Our Fill Up Coffee journey started on a trip to Milan where we discovered an unforgettable coffee culture. All coffee shops offered quality and affordable coffee that surpassed anything we've had in States.  After we reached out to our own network, we met a valuable asset who was a green coffee bean trader and an eventual partner.


Our beans are bought over to Regalia Roasting Collective through a reputable coffee trade house. Our team learned how to roast so that we can control the quality of our coffee beans to our taste. The selection process is meticulous as one of our partners has experienced in supply chain management of green coffee beans.

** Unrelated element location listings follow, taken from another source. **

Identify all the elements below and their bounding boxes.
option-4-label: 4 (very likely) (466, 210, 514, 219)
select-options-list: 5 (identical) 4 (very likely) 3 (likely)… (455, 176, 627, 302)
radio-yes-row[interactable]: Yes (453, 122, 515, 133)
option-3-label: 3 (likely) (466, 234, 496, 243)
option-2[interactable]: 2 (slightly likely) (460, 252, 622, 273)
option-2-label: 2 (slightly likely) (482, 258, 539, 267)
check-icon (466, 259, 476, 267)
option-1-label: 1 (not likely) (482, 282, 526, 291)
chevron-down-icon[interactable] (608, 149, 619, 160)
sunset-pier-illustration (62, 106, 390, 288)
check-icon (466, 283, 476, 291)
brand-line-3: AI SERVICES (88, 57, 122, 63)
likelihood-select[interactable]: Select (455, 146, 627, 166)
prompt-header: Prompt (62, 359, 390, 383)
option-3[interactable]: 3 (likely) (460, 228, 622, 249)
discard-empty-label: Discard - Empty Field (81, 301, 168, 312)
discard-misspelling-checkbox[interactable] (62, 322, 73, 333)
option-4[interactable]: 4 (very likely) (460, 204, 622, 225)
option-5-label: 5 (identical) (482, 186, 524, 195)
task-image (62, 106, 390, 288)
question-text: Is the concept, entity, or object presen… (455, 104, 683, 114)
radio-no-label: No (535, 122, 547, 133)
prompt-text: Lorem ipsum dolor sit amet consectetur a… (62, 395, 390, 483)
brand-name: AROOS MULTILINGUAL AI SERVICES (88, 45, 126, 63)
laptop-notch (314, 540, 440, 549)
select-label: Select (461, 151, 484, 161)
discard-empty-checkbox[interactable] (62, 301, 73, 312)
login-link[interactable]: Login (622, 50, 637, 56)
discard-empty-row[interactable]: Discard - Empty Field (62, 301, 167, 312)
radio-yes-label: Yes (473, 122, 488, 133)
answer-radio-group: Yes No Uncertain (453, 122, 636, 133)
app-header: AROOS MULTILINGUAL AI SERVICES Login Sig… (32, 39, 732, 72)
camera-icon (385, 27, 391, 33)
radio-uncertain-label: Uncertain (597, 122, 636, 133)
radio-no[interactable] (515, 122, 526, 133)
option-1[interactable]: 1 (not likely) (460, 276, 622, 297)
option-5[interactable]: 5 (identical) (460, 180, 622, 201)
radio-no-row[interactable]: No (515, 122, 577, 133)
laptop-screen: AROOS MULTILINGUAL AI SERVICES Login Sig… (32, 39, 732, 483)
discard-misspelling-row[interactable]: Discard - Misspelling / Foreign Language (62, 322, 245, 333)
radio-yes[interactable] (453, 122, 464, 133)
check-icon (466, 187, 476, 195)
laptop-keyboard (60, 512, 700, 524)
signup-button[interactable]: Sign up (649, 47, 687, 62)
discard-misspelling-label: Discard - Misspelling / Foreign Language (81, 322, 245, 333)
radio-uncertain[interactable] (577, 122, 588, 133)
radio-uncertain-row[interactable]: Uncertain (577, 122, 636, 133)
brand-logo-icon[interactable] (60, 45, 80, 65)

We only pick out beans that meet our niche of quality, traceability, and affordability.


FillUp had been equipped with a working team, knowledge, and quality  coffee beans. We will create a niche where the quality of service meets.



So what is specialty coffee?

Simply put...specialty coffee is the best of the best when it comes to coffee.  

The term "Specialty Coffee" was first coined by Erna Knutsen in a 1974 issue of Tea & Coffee Trade Journal.  

Specialty coffee undergoes a stringent screening process when the beans are still green (unroasted) and then evaluated during a tasting process after they are roasted called "cupping".  Cupping is the tasting process by which a highly skilled taster (much like a sommelier) evaluates and assigns scores to each of the coffee’s attributes, such as acidity, body, flavor and aroma.  Specialty coffee must possess at least one distinctive attribute in the body, flavor, aroma, or acidity; and must be free of faults and taints.  

Don't confuse "specialty coffee" with "gourmet" or "premium" coffee.  

According to the SCAA-Specialty Coffee Association of America, specialty coffee is used to refer to coffee that is graded 80 points or above on a 100 point scale by a certified coffee taster (SCAA) or by a licensed Q Grader (CQI).

Specialty Coffee undergoes a rigorous visual inspection of a 350 gram sample searching for primary and secondary defects.  Specialty grade coffee must have zero primary defects.  Premium or Gourmet coffee allows primary and secondary defects.